For testing, Phoronix used a test rig comprised of the all-new Ryzen 7 7800X3D. Games and benchmarking applications tested include Cyberpunk 2077, Hitman 3, Unigine Heaven 4, and Unigine Superposition. Cyberpunk and Hitman ran on Steam’s Proton compatibility layer, while the Unigine applications had dedicated native applications for Linux.
In Cyberpunk 2077, at 1440P Ultra settings, the RTX 4090 was 13% slower in Linux than Windows 11 Pro. The RTX 4080 fared similarly and was 15% slower in Linux Ubuntu than Windows 11.
At 1440P high settings, the gap starts closing for the RTX 4090, where the Linux OS was just 5% slower than Windows 11 Pro. Strangely when testing at medium graphics settings, the frame rates for the RTX 4090 don’t get close to the high settings, for unknown reasons.
The RTX 4080 at 1440P high, did not show the same behavior as the RTX 4090. Featuring a performance gap of 15% again, just like Ultra settings. For details on the 4K results, be sure to check out the Phoronix article. But generally, the 4K results share similar behavior to the 1440P results.
Hitman 3 yielded interesting results.
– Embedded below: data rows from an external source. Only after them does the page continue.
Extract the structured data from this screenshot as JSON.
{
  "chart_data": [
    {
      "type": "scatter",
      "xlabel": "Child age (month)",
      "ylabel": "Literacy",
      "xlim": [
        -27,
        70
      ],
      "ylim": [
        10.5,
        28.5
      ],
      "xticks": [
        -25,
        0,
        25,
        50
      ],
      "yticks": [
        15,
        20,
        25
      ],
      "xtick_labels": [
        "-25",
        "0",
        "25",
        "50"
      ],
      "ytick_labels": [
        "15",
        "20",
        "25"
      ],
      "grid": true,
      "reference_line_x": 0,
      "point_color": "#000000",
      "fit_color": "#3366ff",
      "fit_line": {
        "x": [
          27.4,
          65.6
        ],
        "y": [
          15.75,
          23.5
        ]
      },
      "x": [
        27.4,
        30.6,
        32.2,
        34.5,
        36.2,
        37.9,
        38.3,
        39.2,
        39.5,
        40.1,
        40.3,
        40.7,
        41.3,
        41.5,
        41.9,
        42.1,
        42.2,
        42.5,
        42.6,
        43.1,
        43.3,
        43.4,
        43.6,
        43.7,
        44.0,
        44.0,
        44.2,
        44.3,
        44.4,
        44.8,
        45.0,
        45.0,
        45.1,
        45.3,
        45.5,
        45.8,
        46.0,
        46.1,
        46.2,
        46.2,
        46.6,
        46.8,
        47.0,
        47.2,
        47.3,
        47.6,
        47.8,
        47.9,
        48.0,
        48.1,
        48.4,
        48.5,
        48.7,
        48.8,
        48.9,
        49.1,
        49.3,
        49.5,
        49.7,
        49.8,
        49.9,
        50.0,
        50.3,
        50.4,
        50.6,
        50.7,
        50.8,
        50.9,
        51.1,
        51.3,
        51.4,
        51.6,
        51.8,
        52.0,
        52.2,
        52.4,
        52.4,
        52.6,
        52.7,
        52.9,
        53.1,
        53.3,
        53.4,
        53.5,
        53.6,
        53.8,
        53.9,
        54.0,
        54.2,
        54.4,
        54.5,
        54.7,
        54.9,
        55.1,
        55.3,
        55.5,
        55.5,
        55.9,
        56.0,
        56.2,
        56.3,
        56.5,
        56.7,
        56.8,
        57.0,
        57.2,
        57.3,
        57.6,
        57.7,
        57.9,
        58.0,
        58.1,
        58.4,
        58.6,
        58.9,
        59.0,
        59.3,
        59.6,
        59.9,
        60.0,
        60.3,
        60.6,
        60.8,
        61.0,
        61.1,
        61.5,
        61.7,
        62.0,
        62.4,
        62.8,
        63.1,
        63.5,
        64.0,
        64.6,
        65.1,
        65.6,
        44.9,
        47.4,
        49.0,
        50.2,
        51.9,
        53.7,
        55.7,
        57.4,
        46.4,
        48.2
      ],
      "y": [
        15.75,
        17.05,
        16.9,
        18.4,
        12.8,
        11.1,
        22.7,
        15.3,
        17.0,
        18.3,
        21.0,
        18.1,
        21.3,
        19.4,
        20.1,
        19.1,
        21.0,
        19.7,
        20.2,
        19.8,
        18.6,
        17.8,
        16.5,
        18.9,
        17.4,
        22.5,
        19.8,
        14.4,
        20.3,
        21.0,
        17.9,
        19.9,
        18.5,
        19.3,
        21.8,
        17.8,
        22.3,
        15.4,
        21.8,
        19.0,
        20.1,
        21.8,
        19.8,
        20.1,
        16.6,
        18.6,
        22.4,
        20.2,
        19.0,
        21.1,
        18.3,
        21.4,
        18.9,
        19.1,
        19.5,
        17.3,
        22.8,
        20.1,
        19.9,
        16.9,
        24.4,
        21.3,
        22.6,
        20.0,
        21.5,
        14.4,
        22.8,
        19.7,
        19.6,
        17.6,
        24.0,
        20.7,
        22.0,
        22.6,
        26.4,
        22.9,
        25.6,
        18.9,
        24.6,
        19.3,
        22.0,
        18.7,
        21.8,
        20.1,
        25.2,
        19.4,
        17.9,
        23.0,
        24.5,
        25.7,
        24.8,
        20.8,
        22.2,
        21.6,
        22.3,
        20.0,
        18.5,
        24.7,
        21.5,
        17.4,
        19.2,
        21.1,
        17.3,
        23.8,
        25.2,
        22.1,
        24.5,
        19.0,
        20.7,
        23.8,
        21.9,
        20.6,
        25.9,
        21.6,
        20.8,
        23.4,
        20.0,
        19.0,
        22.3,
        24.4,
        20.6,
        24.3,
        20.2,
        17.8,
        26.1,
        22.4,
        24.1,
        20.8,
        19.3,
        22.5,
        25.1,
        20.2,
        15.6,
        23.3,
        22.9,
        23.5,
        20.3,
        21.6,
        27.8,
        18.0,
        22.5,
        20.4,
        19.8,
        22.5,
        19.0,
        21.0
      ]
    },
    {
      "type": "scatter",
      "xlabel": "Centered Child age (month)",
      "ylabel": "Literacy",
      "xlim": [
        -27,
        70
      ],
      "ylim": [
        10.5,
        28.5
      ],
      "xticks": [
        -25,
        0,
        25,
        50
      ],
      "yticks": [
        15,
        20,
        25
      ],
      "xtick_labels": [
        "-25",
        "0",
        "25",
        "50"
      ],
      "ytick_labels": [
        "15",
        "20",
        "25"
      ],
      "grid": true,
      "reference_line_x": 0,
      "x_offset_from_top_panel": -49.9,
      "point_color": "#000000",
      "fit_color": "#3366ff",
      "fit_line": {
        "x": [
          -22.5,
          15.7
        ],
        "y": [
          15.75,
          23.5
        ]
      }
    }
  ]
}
The 1440P results were much closer together between the two operating systems, but at 4K, the game exhibited much wider performance variance between Linux and Windows. At 1440P Ultra settings, the RTX 4090 and 4080 had a 4% to 5% performance variance between Linux and Windows. At 4K Ultra settings, the frame rate variance goes up to 14% and 15%, respectively.
Unsurprisingly, the Unigine Heaven and Superposition results were basically identical between both operating systems, with both the RTX 4090 and 4080, because both apps have native applications for Windows and Linux. At best, there was a 1.5% difference between both benchmarking applications at 1440P and 4K.
Steam’s Proton compatibility layer is obviously the main issue preventing Nvidia’s 40 series GPUs from attaining Windows-like performance in Linux. But this should be expected since Proton’s API translation from DX to Vulkan requires additional processing overhead. Either way, the 10% performance penalty (on average) is not that significant, and with how powerful these GPUs are, 90% of an RTX 4090 or 4080 still delivers a superb 4K or 1440P gaming experience.